Study Notes
Gini Coefficient
- Level:
- AS, A-Level, IB
- Board:
- AQA, Edexcel, OCR, IB, Eduqas, WJEC
Last updated 18 May 2023
What is the Gini Coefficient?
The Gini coefficient is a commonly-used measure of income inequality that condenses the entire income distribution for a country into a single number between 0 and 1: the higher the number, the greater the degree of income inequality.
- Developed Countries: Generally, developed countries tend to have lower Gini coefficients, indicating relatively lower income or wealth inequality. For example, countries such as Sweden, Norway, Finland, and Denmark have traditionally shown lower Gini coefficients, typically below 0.30.
- Emerging Economies: Gini coefficients in emerging economies tend to be higher compared to developed countries, reflecting greater income or wealth disparities. Countries like South Africa, Brazil, Mexico, and China have historically had Gini coefficients ranging from 0.40 to 0.50.

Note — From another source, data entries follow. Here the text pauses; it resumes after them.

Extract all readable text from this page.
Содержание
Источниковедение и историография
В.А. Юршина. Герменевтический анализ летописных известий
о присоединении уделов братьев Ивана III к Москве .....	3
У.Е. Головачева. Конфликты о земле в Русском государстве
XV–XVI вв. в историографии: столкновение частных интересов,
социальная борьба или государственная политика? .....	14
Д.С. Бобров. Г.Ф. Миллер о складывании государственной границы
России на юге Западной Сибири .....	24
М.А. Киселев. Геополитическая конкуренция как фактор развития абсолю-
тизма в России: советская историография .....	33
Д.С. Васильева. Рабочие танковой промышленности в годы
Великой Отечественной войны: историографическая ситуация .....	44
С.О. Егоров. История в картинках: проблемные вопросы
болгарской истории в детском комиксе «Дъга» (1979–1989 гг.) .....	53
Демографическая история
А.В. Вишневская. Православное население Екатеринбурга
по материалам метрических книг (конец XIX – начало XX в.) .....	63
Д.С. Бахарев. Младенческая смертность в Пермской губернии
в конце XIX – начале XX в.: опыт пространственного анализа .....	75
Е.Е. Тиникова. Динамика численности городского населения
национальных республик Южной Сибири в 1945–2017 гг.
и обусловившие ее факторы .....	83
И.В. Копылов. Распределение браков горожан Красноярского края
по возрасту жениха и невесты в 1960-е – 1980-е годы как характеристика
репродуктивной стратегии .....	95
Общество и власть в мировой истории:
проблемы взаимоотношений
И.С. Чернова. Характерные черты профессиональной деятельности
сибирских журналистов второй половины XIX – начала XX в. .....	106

- Developing Countries: Developing countries often exhibit higher levels of income or wealth inequality. Gini coefficients in these countries can vary significantly based on factors such as economic structure, social policies, and political stability. Some developing countries may have Gini coefficients above 0.50 or even closer to 1.00. However, it's important to consider country-specific data for accurate and up-to-date information.